Religionsfreiheit – das höchste Gut?

Zu den Vorstössen für ein Burka-Verbot

Zwar besteht in einer offenen Gesellschaft ein allgemeines Interesse an der Identifizierbarkeit des Gegenübers. Aber es ist höchst fraglich, ob die wenigen verhüllten Musliminnen hierzulande ein echtes Sicherheitsrisiko darstellen. Es befremdet indessen sehr, dass in der momentanen Debatte die Religionsfreiheit zusehends zum höchsten Freiheitsrecht erhoben wird, und dies sogar seitens eingefleischter Atheisten. Sollen kulturelle Sitten unter Berufung auf die Kultusfreiheit also auf ewig und vorbehaltlos geschützt werden? Der Gesetzgeber bewahrt den Bürger schliesslich auch anderswo vor Selbstbeschränkung und -schädigung: vor Knebelverträgen, vor der Einwilligung in die Verstümmelung.

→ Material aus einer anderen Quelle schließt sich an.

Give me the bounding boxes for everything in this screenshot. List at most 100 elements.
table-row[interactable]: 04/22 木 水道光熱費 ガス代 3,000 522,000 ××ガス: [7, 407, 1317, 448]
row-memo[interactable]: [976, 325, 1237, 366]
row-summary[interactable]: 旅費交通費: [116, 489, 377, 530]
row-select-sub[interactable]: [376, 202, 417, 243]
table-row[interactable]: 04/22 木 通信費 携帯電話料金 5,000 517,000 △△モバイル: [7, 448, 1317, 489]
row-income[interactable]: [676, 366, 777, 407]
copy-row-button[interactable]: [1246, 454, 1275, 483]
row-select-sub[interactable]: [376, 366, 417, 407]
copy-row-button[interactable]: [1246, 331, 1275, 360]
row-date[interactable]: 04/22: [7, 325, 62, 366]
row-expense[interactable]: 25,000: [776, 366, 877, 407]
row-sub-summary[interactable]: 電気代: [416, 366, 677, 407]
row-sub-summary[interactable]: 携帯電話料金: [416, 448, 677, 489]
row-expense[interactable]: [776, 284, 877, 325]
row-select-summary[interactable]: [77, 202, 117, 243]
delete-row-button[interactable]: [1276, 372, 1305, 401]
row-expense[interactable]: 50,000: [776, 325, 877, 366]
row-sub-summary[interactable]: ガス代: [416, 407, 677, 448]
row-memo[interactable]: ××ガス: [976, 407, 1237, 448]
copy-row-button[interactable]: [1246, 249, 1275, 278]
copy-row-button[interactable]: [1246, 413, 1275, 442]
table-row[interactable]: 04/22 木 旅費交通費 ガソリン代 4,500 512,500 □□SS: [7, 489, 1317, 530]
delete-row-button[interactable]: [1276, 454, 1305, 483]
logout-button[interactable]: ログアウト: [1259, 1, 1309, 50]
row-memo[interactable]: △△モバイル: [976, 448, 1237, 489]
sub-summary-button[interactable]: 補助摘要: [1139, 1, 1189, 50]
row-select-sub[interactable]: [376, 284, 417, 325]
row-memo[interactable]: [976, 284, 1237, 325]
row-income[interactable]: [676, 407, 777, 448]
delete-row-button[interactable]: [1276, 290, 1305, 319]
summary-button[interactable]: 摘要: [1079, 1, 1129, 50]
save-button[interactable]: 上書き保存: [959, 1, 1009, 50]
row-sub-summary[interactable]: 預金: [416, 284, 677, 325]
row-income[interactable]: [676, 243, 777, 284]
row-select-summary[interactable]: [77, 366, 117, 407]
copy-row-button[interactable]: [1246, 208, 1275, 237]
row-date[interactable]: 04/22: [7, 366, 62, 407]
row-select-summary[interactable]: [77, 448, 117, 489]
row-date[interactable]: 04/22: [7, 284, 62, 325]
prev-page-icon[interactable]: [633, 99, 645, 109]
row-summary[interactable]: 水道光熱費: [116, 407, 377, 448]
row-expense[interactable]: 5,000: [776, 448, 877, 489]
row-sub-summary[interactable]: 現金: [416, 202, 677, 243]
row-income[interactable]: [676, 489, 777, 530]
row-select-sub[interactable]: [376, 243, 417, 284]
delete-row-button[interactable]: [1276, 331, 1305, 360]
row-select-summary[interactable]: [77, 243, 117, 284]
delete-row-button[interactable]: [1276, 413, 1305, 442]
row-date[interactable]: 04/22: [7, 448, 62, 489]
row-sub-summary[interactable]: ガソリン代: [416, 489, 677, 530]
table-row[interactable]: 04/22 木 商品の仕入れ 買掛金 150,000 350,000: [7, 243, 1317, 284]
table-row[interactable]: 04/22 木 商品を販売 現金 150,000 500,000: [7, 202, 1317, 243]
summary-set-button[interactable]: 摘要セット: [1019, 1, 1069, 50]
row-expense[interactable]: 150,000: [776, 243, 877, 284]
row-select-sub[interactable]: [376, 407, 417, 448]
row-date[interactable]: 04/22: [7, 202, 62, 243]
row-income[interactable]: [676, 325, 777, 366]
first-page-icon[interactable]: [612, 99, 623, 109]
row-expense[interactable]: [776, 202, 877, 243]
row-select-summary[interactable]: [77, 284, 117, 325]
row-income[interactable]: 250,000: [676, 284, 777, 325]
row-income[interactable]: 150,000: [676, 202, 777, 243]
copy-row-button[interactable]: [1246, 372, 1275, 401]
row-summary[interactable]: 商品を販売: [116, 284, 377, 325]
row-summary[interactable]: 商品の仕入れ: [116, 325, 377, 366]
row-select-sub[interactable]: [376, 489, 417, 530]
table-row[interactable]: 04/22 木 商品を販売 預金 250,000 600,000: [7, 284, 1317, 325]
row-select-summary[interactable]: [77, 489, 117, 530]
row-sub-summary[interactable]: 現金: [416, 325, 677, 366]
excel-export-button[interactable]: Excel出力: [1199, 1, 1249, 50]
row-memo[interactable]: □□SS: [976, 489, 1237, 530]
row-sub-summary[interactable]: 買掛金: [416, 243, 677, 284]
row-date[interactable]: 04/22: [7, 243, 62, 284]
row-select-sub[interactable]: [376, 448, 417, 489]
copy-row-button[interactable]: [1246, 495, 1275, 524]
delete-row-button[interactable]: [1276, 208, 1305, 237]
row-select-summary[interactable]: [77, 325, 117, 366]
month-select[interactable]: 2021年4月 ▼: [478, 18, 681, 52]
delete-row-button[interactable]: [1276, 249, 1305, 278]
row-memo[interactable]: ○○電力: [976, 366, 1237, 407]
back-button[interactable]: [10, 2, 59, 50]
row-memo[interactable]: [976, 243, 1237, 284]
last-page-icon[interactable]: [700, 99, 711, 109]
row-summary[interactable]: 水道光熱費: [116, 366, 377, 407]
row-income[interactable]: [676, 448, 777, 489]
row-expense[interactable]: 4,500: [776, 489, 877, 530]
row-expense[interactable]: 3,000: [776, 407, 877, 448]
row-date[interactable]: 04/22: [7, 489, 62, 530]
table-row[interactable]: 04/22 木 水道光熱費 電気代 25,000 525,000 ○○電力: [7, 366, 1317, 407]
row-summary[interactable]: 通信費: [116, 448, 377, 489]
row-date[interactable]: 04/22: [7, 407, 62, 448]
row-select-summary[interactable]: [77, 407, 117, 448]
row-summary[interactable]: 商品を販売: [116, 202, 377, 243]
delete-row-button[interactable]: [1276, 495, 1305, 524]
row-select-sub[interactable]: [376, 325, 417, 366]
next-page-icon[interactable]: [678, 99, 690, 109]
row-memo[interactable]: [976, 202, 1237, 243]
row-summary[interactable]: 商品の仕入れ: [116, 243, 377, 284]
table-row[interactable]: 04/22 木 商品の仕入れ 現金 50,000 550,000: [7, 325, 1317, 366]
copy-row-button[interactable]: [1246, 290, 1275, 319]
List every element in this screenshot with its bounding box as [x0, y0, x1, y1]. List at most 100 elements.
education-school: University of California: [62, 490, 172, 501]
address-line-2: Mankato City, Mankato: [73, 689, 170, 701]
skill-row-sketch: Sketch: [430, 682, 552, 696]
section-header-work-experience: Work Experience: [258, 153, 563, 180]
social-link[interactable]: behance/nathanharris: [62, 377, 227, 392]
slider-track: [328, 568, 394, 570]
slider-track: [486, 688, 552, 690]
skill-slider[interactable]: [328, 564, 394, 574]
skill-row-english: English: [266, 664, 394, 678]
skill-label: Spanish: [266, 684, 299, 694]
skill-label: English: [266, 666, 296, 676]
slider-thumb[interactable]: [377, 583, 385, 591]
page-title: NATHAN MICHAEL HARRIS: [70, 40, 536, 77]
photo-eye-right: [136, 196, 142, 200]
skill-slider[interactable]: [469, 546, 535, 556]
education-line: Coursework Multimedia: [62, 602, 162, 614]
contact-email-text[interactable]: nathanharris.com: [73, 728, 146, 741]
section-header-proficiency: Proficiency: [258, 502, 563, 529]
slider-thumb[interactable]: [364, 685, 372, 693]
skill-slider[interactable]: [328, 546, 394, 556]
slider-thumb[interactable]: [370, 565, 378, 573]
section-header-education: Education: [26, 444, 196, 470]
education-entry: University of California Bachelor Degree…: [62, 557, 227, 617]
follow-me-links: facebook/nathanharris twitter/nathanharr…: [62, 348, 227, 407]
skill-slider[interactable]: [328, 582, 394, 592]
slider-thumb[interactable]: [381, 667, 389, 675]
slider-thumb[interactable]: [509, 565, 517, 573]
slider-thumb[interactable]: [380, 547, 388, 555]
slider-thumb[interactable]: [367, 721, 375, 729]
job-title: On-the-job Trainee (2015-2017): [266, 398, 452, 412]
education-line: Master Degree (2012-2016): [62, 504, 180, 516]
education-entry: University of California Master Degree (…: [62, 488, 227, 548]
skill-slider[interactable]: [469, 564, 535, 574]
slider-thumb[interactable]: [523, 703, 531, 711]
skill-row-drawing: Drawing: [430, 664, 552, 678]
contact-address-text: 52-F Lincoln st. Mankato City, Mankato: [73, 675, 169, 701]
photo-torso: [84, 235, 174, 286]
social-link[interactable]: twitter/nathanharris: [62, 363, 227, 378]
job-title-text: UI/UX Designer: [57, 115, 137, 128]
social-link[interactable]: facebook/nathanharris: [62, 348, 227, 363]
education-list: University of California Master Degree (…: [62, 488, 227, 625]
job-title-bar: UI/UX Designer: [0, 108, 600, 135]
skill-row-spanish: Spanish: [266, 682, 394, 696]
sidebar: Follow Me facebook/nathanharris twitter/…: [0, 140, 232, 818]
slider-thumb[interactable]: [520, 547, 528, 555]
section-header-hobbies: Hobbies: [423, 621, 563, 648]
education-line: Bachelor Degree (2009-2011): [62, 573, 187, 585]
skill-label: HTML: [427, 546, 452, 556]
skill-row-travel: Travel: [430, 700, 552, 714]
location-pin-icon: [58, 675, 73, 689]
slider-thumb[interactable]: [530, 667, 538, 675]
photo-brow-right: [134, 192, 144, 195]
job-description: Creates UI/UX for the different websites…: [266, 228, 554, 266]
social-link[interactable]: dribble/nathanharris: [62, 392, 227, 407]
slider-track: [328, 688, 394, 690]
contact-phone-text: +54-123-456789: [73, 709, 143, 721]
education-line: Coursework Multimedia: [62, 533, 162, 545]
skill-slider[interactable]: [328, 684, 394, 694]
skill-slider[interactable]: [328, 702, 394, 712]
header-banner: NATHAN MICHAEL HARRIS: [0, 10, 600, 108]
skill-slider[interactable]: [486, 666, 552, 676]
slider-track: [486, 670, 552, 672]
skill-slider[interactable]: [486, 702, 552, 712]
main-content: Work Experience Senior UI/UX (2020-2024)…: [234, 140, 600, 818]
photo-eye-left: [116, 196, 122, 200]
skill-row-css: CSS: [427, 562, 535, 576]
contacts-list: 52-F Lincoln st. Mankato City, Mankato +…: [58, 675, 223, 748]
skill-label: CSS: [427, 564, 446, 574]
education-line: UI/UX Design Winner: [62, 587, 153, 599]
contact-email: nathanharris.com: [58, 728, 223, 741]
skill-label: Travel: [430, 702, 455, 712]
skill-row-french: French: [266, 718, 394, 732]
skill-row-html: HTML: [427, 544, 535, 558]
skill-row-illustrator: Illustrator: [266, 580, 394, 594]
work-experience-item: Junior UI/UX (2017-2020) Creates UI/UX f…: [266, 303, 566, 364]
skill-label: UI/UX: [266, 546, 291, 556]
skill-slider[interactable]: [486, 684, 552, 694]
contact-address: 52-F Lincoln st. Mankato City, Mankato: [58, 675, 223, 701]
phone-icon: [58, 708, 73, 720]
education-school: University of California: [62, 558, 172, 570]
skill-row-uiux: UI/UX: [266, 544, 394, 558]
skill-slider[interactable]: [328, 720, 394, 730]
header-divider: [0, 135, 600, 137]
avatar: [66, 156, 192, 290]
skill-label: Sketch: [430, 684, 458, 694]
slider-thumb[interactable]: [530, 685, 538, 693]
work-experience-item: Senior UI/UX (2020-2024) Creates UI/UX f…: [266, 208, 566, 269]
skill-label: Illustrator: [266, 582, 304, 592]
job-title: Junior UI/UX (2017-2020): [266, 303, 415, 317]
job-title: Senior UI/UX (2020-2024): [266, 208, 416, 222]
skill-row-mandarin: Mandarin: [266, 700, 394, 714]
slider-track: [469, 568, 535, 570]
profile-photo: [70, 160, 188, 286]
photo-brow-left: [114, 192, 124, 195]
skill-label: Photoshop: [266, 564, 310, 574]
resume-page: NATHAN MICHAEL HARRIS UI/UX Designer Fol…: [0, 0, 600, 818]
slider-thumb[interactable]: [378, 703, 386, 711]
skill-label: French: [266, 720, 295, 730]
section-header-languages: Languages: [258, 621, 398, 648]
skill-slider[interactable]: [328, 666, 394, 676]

Der Staat kann und soll der Religionsausübung dort klare Grenzen setzen, wo übergeordnete Rechte tangiert werden: das Recht auf freie Entfaltung, die Gleichstellung von Mann und Frau. Zudem gibt es Expertenstimmen, die dem Gesichtsschleier die Legitimation durch die Schriften absprechen. Im letzten November hatte Grossscheich Tantawi, die höchste theologische Autorität im sunnitischen Islam, das Tragen des Niqab an der Kairoer Uni kurzerhand verboten. Diese Traditionen hätten mit der wahren Lehre nichts zu tun. Im multikonfessionellen Europa mehren sich sogar unter Gläubigen die Verfechter einer strikten Trennung von Kirche und Staat. Zum Beispiel die neue Integrations-Ministerin Niedersachsens, Aygül Özk: kaum gewählt plädierte sie gegen Kruzifixe und Kopftücher an staatlichen Schulen und zog so den “heiligen” Zorn der christlichen Führungsriege des Bundeslandes auf sich. So ein klares Bekenntnis zur Säkularisierung ging selbst ihrem Ziehvater Wulff zu weit, der sich umgehend für den Verbleib der Kreuze in der Öffentlichkeit aussprach.

PS: Bleibt zu erwähnen, dass die türkischstämmige Muslima den Amtseid auf “Gott” leistete. Falls ihr viele Glaubensbrüder und -schwestern in die Partei nachfolgen, könnte sich dereinst ein Namenswechsel von CDU in C&A aufdrängen.